Narcissists know how to give and withhold validation. If they praise you, it feels like you are flying high on top of the world. If they criticize you, it’s like you’re suddenly worth nothing.

It creates a powerful bond, and it’s hard to break. 

#6 Goold old Cognitive Dissonance

I will give you an example of cognitive dissonance in a nutshell:

You know the narcissist is abusive, but you also believe they love you. 

It’s a crazy sentence, isn’t it? How can somebody so abusive towards you, love you?

This kind of conflict creates so much confusion and discomfort mentally. So what do victims do to make it better? 

They rationalize the behavior of the narcissist.

They convince themselves the narcissist really cares.

It only leads to strengthening that trauma bond.

#7 Is There Hope?…

Yes, you can sometimes see glimpses of the narcissist’s good side, and every narcissist has one, sadly…
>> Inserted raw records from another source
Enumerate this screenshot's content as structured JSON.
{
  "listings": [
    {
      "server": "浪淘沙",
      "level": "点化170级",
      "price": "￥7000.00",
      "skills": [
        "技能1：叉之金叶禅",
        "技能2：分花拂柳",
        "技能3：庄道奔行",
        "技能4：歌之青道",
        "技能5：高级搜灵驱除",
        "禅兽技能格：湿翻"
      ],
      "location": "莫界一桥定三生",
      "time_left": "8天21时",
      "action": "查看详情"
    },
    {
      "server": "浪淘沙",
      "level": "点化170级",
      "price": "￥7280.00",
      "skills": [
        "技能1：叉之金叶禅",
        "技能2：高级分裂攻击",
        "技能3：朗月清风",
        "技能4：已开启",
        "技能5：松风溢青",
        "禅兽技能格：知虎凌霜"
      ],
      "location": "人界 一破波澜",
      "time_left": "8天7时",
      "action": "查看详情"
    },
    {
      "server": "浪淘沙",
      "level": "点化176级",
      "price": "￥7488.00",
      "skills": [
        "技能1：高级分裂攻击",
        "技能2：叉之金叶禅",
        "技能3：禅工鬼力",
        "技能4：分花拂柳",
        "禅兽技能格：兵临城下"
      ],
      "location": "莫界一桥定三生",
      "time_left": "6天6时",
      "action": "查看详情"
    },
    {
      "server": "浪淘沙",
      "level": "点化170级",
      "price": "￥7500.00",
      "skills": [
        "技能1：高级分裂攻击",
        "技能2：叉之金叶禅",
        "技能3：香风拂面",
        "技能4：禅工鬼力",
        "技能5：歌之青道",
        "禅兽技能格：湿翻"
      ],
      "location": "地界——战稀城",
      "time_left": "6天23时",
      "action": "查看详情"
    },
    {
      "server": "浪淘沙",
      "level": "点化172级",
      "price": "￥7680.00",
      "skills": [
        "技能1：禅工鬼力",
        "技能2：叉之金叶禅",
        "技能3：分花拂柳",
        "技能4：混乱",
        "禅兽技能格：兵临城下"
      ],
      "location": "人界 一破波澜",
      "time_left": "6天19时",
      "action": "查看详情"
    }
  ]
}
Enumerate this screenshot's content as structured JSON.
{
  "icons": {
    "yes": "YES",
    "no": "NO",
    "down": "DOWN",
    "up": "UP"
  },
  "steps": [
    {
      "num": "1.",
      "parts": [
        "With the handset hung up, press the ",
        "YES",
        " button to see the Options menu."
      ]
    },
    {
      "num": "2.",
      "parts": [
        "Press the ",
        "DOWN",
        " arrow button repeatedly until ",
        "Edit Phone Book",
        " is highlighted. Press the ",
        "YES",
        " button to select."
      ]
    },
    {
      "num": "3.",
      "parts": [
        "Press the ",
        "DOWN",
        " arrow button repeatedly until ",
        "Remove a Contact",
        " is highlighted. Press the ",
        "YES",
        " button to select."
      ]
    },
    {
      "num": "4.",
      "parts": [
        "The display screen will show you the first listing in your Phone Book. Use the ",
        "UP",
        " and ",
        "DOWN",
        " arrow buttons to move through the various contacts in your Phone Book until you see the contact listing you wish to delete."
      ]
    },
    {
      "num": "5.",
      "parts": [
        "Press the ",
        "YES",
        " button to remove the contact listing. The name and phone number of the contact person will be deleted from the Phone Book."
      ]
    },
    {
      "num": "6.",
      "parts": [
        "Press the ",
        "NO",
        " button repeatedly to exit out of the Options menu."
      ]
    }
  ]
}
This is where you like to remember the early days of your relationship, when everything felt perfect. . You hope they’ll change and be that person again, and it’s the kind of hope that keeps you invested. You believe who they could be if they tried, not who they really are. 

#8 Hormones at Play

You probably know that emotional stress releases chemicals like cortisol and adrenaline. 

Well, positive interactions release dopamine and oxytocin. 

This weird chemical cocktail creates a powerful physical and emotional bond. It’s a physiological push-and-pull; the body can mistake that for real love.